Trino also does not replace a data pipeline orchestration tool. It is a query engine, not a scheduler. You still need Airflow or Dagster to trigger Trino queries at the right time, handle retries on failure, and manage dependencies between jobs.

The Decision Framework

Here is how I evaluate whether a team should run Trino:

You should run Trino if: you have data in S3 or a data lake and need interactive SQL under thirty seconds; you need to query across multiple data systems in a single query; you want to own your data in open formats (Iceberg, Parquet) and need high-performance SQL on top; or you have outgrown Athena’s query latency and need tunable performance.

You should look elsewhere if: you need sub-second latency on pre-aggregated data (use ClickHouse or a time-series database); you are processing data that exceeds cluster memory and needs reliable multi-hour batch jobs (use Spark); or you need continuous stream processing with stateful aggregations (use Flink); or your team of two engineers does not have capacity to run a distributed system (use Athena or a managed warehouse).

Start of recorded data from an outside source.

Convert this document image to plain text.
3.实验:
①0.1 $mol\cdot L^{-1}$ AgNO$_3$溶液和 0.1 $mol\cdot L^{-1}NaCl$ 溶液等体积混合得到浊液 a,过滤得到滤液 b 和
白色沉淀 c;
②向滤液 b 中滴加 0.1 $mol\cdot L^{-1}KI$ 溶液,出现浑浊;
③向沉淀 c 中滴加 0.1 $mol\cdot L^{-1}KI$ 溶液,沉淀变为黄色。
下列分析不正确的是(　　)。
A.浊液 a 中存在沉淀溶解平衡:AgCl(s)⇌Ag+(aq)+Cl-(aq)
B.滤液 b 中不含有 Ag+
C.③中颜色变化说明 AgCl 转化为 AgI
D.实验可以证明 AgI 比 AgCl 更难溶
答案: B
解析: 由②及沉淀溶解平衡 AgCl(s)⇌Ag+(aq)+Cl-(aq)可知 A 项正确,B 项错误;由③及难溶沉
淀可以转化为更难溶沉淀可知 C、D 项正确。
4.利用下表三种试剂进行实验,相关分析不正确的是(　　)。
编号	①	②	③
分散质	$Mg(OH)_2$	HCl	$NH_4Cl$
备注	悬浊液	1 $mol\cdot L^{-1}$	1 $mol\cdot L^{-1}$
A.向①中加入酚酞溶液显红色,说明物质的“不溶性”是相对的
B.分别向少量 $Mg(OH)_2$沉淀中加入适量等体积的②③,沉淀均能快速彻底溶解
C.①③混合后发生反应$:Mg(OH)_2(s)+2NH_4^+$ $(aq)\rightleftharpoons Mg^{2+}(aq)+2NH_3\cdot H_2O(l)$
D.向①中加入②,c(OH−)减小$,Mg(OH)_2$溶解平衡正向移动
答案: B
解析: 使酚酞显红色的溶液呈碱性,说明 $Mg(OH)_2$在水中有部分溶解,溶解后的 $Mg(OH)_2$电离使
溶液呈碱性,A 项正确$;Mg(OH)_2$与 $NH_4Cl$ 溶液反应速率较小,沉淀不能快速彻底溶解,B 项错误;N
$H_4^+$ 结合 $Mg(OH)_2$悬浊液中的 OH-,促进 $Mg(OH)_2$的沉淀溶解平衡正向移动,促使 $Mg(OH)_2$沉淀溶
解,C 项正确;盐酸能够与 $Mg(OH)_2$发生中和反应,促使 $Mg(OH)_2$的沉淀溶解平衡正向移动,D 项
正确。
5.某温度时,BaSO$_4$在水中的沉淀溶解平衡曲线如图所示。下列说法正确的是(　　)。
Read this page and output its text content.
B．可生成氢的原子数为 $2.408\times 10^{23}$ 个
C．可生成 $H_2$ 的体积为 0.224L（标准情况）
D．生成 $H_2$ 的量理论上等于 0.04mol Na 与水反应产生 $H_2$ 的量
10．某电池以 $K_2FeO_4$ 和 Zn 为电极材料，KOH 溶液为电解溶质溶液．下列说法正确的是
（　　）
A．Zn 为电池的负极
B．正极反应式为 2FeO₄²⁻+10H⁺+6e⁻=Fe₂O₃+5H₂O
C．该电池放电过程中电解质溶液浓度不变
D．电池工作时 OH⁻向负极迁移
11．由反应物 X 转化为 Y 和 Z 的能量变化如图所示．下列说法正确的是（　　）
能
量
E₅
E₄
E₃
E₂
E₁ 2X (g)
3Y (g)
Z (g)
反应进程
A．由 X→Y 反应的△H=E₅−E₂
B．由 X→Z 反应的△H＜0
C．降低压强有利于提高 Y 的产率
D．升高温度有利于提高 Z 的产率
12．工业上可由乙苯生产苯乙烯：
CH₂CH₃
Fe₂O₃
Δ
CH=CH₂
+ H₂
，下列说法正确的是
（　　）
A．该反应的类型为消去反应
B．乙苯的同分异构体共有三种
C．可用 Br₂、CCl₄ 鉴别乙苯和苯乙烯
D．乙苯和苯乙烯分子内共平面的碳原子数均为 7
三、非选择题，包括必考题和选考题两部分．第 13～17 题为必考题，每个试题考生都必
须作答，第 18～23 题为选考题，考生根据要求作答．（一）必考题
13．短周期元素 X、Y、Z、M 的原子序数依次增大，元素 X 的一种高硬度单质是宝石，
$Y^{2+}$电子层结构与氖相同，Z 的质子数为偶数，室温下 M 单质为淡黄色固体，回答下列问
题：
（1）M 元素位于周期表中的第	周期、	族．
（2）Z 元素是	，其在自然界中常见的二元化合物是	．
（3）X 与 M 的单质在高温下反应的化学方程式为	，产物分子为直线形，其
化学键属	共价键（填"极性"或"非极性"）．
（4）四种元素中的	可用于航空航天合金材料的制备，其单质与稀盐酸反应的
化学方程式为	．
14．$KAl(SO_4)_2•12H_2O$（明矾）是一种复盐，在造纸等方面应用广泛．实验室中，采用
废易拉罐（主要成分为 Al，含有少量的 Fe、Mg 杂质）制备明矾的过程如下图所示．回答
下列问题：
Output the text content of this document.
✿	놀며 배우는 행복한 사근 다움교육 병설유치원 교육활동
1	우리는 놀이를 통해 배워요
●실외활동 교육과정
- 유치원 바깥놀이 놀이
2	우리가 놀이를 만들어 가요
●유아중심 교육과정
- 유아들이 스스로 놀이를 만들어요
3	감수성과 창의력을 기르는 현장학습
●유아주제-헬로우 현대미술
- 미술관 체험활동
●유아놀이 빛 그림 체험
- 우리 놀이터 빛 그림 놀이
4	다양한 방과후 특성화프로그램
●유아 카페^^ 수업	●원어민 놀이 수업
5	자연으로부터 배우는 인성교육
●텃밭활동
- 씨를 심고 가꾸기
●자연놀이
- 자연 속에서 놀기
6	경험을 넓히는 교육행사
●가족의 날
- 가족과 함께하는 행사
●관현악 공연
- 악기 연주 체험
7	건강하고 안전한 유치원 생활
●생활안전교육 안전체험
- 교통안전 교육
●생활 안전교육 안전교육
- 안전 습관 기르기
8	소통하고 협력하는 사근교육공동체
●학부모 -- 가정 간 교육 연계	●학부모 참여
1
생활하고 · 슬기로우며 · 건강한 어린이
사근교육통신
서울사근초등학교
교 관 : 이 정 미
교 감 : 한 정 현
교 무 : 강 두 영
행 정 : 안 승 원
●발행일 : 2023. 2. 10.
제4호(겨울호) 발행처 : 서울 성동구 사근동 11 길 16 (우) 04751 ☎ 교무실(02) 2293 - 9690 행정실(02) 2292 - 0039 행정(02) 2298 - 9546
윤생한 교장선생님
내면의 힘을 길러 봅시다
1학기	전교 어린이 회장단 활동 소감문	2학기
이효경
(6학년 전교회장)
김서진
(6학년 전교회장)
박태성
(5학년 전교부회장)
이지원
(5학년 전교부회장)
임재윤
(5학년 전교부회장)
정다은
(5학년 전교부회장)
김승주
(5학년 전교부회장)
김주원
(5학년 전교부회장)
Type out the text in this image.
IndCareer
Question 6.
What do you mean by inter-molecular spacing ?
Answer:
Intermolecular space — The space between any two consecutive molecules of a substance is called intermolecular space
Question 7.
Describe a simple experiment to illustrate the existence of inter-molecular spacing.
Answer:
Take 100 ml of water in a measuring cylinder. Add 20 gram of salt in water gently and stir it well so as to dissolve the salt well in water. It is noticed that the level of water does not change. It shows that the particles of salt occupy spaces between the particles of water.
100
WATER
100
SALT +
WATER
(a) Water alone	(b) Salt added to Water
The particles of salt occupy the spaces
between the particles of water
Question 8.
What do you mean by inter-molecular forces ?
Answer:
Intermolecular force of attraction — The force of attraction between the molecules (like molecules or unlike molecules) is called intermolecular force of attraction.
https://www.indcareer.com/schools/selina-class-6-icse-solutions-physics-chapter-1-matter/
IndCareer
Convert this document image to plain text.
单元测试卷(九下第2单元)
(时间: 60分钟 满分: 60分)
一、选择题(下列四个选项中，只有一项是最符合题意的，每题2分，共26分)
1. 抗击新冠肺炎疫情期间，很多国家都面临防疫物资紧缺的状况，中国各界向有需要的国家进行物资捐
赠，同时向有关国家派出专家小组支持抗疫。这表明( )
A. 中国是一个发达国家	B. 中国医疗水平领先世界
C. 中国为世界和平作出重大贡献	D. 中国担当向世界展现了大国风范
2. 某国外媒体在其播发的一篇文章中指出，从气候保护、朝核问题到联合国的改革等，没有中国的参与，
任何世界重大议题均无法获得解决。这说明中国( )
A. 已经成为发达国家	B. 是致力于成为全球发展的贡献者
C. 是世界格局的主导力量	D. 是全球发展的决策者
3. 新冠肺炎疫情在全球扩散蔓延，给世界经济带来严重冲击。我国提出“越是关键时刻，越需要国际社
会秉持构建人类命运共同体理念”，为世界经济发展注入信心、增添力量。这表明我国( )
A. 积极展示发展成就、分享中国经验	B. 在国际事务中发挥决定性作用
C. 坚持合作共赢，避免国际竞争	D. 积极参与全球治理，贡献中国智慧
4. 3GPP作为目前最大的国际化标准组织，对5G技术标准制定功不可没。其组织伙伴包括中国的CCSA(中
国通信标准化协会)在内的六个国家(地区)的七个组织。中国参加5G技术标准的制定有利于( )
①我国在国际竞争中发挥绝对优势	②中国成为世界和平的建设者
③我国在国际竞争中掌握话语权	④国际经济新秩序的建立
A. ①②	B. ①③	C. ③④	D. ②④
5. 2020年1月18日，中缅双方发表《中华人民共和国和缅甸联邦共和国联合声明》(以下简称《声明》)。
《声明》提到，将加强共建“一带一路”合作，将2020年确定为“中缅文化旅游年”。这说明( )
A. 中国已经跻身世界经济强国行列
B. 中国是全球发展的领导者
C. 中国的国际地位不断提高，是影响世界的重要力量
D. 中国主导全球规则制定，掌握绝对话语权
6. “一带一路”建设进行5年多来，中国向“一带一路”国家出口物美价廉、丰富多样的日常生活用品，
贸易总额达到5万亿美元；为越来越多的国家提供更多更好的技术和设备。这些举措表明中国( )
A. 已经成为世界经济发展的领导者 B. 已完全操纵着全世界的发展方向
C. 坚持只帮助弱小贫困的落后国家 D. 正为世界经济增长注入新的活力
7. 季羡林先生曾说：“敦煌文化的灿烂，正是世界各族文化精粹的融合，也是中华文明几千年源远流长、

The war story from 2017 that opened this article ended well. The Presto cluster we deployed became the foundation of our analytics platform. When I left that company two years later, it was running five hundred queries a day across S3, PostgreSQL, and Elasticsearch with a cluster the team had scaled from eight workers to forty. The CFO still ran his report every Friday morning, in under thirty seconds.

Trino has gotten considerably better since then. The cost-based optimizer, fault-tolerant execution mode, native Iceberg support, and Kubernetes deployment patterns have made it more capable and easier to operate than the Presto I was fighting with in 2017. For teams building serious data platforms on open lakehouses, it remains one of the most powerful tools in the stack, and in my experience, one of the most underappreciated.